We emerged in a cleft where part of the cave system had collapsed, leaving a winding gash caught between steep walls that led to a lake as round as an ancient coin. The tower stood at its centre, light shining from window slits at various heights; a slender bridge made of some translucent halflife polymer arched above the still black water of the lake and descended to kiss a small oval doorway at the base of the tower. It was very cold, and a few flakes of snow drifted down from the circle of gunmetal sky pinched between the high cliffs.

The Horse and I parsed the tower and the bridge and found nothing active.

‘That doesn’t mean there aren’t any more traps,’ I said. ‘They may be too stupid or too sophisticated for us to detect.’

Prem called out Yakob’s name, her clear voice echoing back across the dark water. I thought it incredibly foolish, and braced for some kind of cataclysmic reply, but nothing happened. She called several times, and stood with her arms folded, her head moving up and down as she scanned the tower from bottom to top and back again. At last she told all of us to wait, and walked up the arch of the bridge to the oval doorway, ducking under its low lip.

A moment later her scream cut the air.

I sprinted across the narrow span of the bridge, my security wrapping tight and hard around me, the Horse and the lichen hunters following at my heels. Usually, the old towers left by the ancestral Quick are more or less empty, open chimneys with platforms of different sizes jutting from the inner walls at random heights and linked by a spiralling ramp (the Redactor Svern based the public entrance of the Library on this design, in homage to the creators of the Library’s virons). But when I ducked through the entrance of this tower, I threw up my arm to protect my eyes at once, because it was full of flame. Huge flames beating with white light and heat, and Prem on fire at my feet, writhing as she burned.

Or so it seemed. The entrance had been rigged as a translation frame that opened on to a pocket hell. The flames and heat weren’t real, but Prem’s agony was. My security reached out and enveloped her; as I stooped to pick her up, something coalesced from the flames all around and shot towards me like a runaway star. I threw a string at it and the string shrivelled and flared out like a comet, and then the thing was on me in a furious rush that knocked me over. Something punched at my torso, a sharp point plunging over and again. It didn’t penetrate the armoured corselet that Prem had made me wear, but it knocked the wind out of me, and a moment later hard fingers were clawing at my face, at my eyes.

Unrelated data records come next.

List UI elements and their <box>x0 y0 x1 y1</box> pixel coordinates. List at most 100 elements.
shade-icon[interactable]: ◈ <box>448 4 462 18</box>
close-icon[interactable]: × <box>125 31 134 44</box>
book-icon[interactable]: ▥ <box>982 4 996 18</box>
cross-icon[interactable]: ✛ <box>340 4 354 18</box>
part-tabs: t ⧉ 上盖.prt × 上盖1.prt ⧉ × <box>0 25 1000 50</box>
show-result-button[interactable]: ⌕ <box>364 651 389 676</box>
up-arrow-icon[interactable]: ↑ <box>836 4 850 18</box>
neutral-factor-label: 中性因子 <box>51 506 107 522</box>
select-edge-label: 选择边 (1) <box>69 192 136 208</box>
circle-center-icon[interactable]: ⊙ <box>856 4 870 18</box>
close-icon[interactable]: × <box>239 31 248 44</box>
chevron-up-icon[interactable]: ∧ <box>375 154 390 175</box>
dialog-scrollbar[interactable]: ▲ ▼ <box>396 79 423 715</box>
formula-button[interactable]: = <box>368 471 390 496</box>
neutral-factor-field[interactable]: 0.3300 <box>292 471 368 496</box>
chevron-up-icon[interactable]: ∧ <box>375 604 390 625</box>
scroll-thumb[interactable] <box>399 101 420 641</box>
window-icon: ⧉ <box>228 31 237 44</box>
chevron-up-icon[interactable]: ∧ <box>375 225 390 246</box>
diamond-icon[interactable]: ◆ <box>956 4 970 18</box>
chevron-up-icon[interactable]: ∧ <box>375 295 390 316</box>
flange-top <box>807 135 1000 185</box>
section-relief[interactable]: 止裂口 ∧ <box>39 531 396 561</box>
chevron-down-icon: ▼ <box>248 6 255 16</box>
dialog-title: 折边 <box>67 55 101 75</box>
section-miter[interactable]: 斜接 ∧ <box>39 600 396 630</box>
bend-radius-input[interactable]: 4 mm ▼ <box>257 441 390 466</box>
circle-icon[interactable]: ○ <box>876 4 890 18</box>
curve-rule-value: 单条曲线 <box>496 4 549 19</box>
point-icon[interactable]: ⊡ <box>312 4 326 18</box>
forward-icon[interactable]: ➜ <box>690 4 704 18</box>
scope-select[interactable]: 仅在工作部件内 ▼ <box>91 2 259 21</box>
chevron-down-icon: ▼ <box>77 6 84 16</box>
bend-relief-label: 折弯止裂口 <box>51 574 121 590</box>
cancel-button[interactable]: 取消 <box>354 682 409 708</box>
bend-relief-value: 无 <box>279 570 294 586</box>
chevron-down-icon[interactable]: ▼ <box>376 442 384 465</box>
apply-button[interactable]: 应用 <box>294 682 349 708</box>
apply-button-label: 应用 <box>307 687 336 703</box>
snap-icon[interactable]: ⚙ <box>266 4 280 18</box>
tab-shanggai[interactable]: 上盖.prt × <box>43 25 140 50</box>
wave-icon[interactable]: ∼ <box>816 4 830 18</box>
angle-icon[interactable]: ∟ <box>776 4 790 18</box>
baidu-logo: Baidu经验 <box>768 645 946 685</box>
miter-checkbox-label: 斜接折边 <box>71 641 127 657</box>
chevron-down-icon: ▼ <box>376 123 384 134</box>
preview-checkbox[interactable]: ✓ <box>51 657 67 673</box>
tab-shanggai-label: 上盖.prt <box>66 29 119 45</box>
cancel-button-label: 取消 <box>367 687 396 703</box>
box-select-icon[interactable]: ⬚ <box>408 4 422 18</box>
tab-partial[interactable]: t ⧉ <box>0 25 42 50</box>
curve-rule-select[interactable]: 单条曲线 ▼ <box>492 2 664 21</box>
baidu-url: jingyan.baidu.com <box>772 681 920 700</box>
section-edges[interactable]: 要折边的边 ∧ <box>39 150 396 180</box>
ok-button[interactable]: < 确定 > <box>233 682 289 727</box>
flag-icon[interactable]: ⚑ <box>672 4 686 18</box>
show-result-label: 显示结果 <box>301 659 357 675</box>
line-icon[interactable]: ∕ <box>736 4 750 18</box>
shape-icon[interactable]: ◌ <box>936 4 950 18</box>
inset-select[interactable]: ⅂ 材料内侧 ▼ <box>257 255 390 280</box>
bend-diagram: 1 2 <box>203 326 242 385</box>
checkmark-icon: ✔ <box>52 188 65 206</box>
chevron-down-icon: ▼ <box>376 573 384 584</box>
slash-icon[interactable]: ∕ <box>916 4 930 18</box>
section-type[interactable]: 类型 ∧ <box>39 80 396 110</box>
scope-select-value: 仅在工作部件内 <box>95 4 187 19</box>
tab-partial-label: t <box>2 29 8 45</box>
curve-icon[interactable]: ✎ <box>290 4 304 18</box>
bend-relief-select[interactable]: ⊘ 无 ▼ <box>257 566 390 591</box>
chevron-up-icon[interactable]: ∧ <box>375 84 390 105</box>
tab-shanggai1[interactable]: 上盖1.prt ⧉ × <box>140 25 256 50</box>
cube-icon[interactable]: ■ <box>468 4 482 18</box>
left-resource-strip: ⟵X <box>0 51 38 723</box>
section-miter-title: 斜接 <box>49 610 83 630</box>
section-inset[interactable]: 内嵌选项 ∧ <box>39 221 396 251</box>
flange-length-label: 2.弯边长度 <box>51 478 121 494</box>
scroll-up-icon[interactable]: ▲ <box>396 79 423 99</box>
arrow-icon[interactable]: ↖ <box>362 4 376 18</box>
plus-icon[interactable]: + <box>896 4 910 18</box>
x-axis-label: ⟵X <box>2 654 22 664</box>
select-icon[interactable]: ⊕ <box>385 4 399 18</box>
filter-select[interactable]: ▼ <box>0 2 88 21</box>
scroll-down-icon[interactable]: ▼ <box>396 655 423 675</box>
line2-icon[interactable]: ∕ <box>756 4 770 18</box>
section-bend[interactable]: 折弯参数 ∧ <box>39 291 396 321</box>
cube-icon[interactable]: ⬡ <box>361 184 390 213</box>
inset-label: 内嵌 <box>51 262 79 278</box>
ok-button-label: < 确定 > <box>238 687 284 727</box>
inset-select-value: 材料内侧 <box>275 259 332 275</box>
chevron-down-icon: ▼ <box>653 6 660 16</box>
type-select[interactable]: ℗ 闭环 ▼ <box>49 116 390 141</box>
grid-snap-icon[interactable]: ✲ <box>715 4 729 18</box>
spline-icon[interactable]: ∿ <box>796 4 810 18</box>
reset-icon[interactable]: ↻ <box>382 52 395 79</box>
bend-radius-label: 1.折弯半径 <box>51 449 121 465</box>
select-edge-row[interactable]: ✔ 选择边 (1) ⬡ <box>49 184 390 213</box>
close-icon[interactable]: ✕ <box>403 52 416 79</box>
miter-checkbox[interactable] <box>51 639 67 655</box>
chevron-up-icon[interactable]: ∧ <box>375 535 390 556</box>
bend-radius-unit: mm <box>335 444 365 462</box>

My attacker was no ordinary demon; it was a demon cloaking a human being, as my security cloaked me. Stabbing and punching at me while the furnace fire raged at my security, burning its way in past layer after layer of futile-cycle algorithms and deadlock traps.

Violent action has a strange effect on memory. Moments are preserved with perfect fidelity, but the connections between them are lost. I remember grasping a sharp blade that stung my palm. I remember a blow that jarred my cheekbone, and my sight going black for a long moment. I remember finding a warm human mouth and wrenching at it, and the shocking pain as teeth clamped on my fingers. I have no idea what I was thinking; most likely I wasn’t thinking at all. And I remember a dark shadow emerging from the furnace light raging all around, and I have a memory that may be true and may be false of a bee flying past my face and shattering into an angry swarm that struck my adversary and hurled him away.